Olivia, a high school senior, says volunteering exhausts her, but has strengthened the bond between her and her mother. “After [volunteering], there’s a great feeling that I helped someone,” she says. “Everyone should experience this.”
There are other alternatives to Rebuilding Together, although many may not offer as wide a range of services nor use volunteers. For example, the East Valley HandyWorker Program, which helps 150 families each year in a part of the San Fernando Valley north of Los Angeles, will install grab bars, paint, replace doors and windows, and perform minor plumbing and electrical work. City-approved contractors do the work, and recipient families are chosen based on age, need, and income. Those who need railings, ramps, and grab bars get priority. New clients get priority over those who have already received help.
“Many of these people don’t have to make payments on the house, but they don’t have the funds to keep up, either,” says Ron Berenson, HandyWorker program coordinator. East Valley doesn’t have enough funds to keep up with demand either. While the City of Los Angeles—which fully funds the program—has reduced annual funding by 25 percent, to $500,000, applications are up because of the ailing economy, he says.

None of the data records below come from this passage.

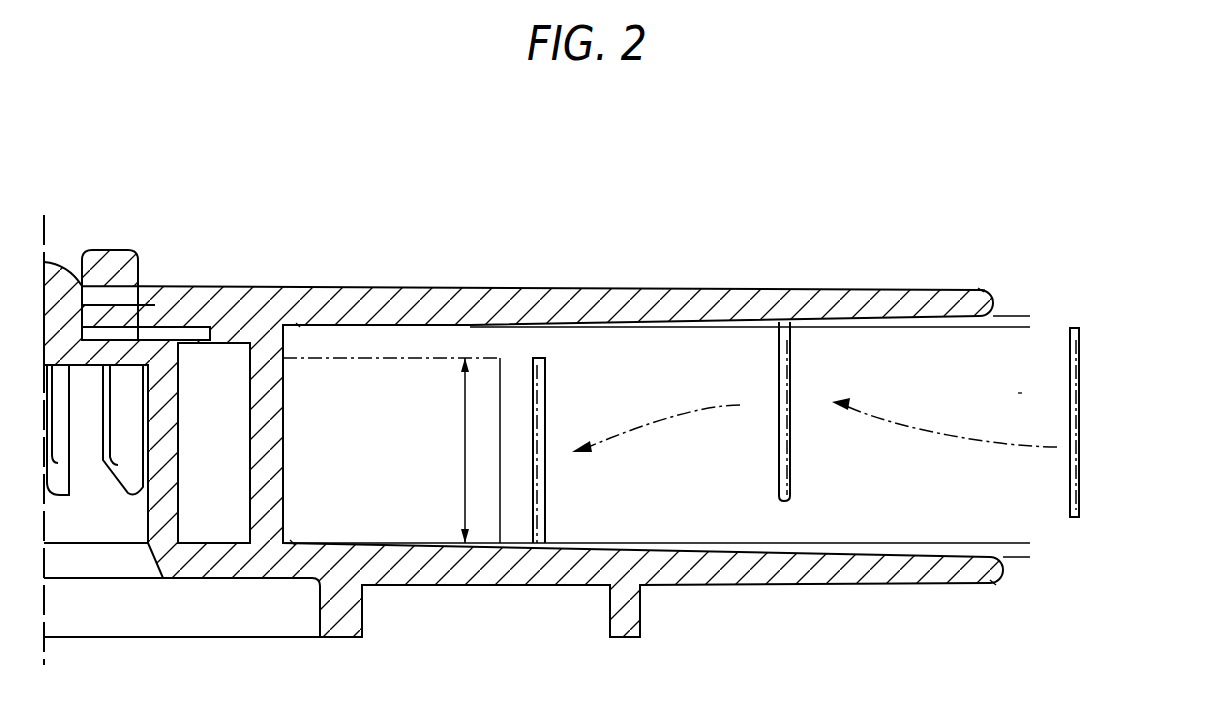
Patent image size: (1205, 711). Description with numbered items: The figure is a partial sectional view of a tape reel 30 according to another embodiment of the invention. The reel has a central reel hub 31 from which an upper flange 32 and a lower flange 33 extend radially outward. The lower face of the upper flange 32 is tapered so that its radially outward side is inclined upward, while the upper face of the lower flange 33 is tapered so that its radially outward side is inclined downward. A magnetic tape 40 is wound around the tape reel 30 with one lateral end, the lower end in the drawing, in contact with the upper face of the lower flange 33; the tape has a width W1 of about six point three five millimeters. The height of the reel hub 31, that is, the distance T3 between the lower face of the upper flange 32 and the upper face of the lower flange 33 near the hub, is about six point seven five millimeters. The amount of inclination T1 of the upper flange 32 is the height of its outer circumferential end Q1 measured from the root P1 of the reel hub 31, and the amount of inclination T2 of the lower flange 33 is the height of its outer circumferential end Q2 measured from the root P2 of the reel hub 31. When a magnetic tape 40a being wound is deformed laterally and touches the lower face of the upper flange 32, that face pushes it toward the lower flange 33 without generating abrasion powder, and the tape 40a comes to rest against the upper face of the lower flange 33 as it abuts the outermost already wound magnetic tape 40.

The tape reel 30 is at (262, 178).
The reel hub 31 is at (283, 398).
The upper flange 32 is at (597, 288).
The lower flange 33 is at (768, 585).
The magnetic tape 40 is at (415, 358).
The magnetic tape to be wound 40a is at (545, 497).
The root of the reel hub P1 is at (298, 325).
The root of the reel hub P2 is at (293, 543).
The outer circumferential end Q1 is at (980, 290).
The outer circumferential end Q2 is at (994, 585).
The amount of inclination of the upper flange T1 is at (1022, 543).
The amount of inclination of the lower flange T2 is at (1022, 557).
The distance between the flanges near the reel hub T3 is at (1020, 393).
The width of the magnetic tape W1 is at (446, 450).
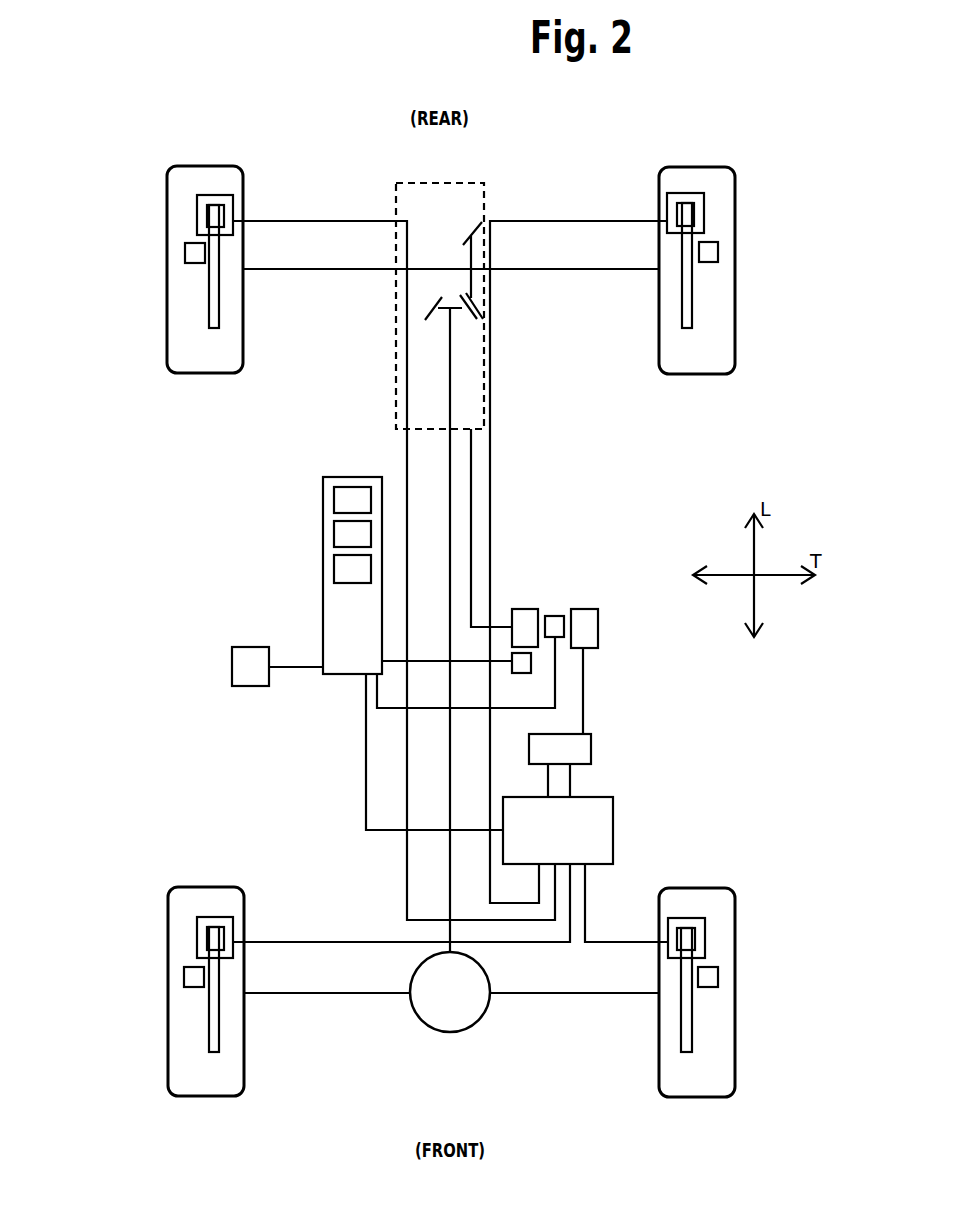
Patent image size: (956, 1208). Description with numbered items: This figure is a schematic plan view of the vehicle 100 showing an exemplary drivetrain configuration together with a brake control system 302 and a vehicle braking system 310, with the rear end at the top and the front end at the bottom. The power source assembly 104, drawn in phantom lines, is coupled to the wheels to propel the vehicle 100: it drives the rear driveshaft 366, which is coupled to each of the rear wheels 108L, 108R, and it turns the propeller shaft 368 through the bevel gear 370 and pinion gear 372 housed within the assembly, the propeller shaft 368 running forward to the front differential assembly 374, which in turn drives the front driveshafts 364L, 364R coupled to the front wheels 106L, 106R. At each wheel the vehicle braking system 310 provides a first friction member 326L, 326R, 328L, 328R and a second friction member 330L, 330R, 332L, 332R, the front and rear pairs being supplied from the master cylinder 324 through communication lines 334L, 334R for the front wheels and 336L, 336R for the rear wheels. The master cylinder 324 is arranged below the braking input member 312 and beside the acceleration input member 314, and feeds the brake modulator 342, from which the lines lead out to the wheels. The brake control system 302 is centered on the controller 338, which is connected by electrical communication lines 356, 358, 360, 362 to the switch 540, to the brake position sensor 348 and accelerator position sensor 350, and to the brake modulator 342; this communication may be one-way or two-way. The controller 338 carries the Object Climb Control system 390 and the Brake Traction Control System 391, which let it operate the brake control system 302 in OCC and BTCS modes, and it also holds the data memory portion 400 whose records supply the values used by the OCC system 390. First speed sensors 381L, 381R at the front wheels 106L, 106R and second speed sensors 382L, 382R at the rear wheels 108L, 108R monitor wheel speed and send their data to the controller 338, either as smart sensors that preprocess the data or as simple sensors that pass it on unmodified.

Carmen Nevins, 83, says her 1937 two-bedroom house in Van Nuys, California, needed all sorts of work. Not painted in more than a decade, the walls were filthy. She hired a painter, only to find out that he charged exorbitant fees to paint one room. Then, through the East Valley HandyWorker Program, she was able to get the rest of the interior painted. “My husband could paint, but since he passed away, there’s been no one to help,” says Nevins, a Nicaraguan immigrant. “I get afraid of the contractors because I felt one of them overcharged me.”
Yolanda Gonzales (no relation to Anne), 51, had no one to help her, either. She was able to buy a home in Garden Grove, California, for herself and her daughter with money she received from her husband’s life insurance when he died in a house fire. “I felt it would be a way to make sure we had a place to live forever,” she says. But like Nevins, she can’t keep it up by herself. Her health problems have made it difficult to do housework.
Rebuilding Together volunteers installed grab bars and a handheld showerhead. They replaced a toilet, repaired bathroom flooring, and installed an electric garage door opener. They also repaired her backyard fence, which homeless people were jumping over. Gonzales says she feels quite fortunate to have received the help because she knows how so many people struggle to maintain a home.
“My whole life was worry. Now I don’t need to worry all the time,” she says. “What they did was give me a new life.